I learned a new word today: "hospitalist". The fist time I saw it, in a paper on "Determinants of Hospitalist Efficiency", I mis-read it as "hospital's", then realized it wasn't that, and thought it might be a really spectacular typographical error. But in fact it's a real word, coined in 1996 by Robert Wachter and Lee Goldman, which now gets nearly 34,000 hits on Google Scholar (where hit counts seem to be more or less believable).
What does it mean? Well, Dr. Wachter ("An introduction to the hospitalist model", Annals of Internal Medicine, 1999) explains:
Motivated by a search for improved quality and efficiency, increasing numbers of hospitals and physicians are moving from systems in which all primary care providers manage their own hospitalized patients or rotate this responsibility among themselves at infrequent intervals to voluntary or mandatory systems in which patients are "handed off" to the care of an inpatient physician, the "hospitalist." All hospitalists manage medical patients in the hospital. Other potential roles for these physicians include triage in the emergency department, transfer of "out-of-network" patients, management of patients in the intensive care unit, preoperative and postoperative management of surgical patients, and leadership in hospital quality improvement and regulatory work. Hospitalists may add value by being more available to inpatients, having more hospital experience and expertise, and having an increased commitment to hospital quality improvement compared with primary care providers. Potential disadvantages of the hospitalist model include loss of information as a result of discontinuity of care, patient dissatisfaction, loss of acute care skills by primary care physicians, and burnout among hospitalists. A variety of models of care are needed to meet the clinical, organizational, financial, and political demands of diverse health care systems. The favored model should be that which produces the best clinical outcomes and the highest patient satisfaction at the lowest cost.

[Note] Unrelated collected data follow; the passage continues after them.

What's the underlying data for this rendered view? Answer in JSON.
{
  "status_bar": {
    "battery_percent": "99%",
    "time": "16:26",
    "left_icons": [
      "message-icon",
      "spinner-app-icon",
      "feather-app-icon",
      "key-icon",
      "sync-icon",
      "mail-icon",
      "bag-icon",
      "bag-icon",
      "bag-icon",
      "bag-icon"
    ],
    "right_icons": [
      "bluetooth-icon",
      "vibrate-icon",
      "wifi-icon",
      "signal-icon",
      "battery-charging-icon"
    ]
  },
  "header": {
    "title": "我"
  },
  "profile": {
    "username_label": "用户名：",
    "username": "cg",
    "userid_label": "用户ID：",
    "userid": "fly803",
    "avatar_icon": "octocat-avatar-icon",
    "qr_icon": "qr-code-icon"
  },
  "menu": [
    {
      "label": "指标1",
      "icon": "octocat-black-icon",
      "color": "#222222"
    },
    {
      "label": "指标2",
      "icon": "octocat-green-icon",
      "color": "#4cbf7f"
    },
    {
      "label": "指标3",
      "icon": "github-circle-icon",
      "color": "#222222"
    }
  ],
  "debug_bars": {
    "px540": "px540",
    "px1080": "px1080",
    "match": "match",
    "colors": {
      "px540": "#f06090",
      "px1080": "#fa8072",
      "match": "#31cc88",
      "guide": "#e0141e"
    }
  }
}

The word was obviously formed by analogy with specialist, internist, gastroenteroogist, radiologist, opthamologist, urologist, psychiatrist, etc. This might suggest that hospitalists treat patients whose problem is a malfunction in the hospital — though maybe that's the point.
Hospitalist is in the OED, glossed as "Med. (chiefly U.S.). A physician specializing in the care of hospital in-patients.", and in Merriam Webster, glossed it as "a physician who specializes in treating hospitalized patients of other physicians in order to minimize the number of hospital visits by other physicians".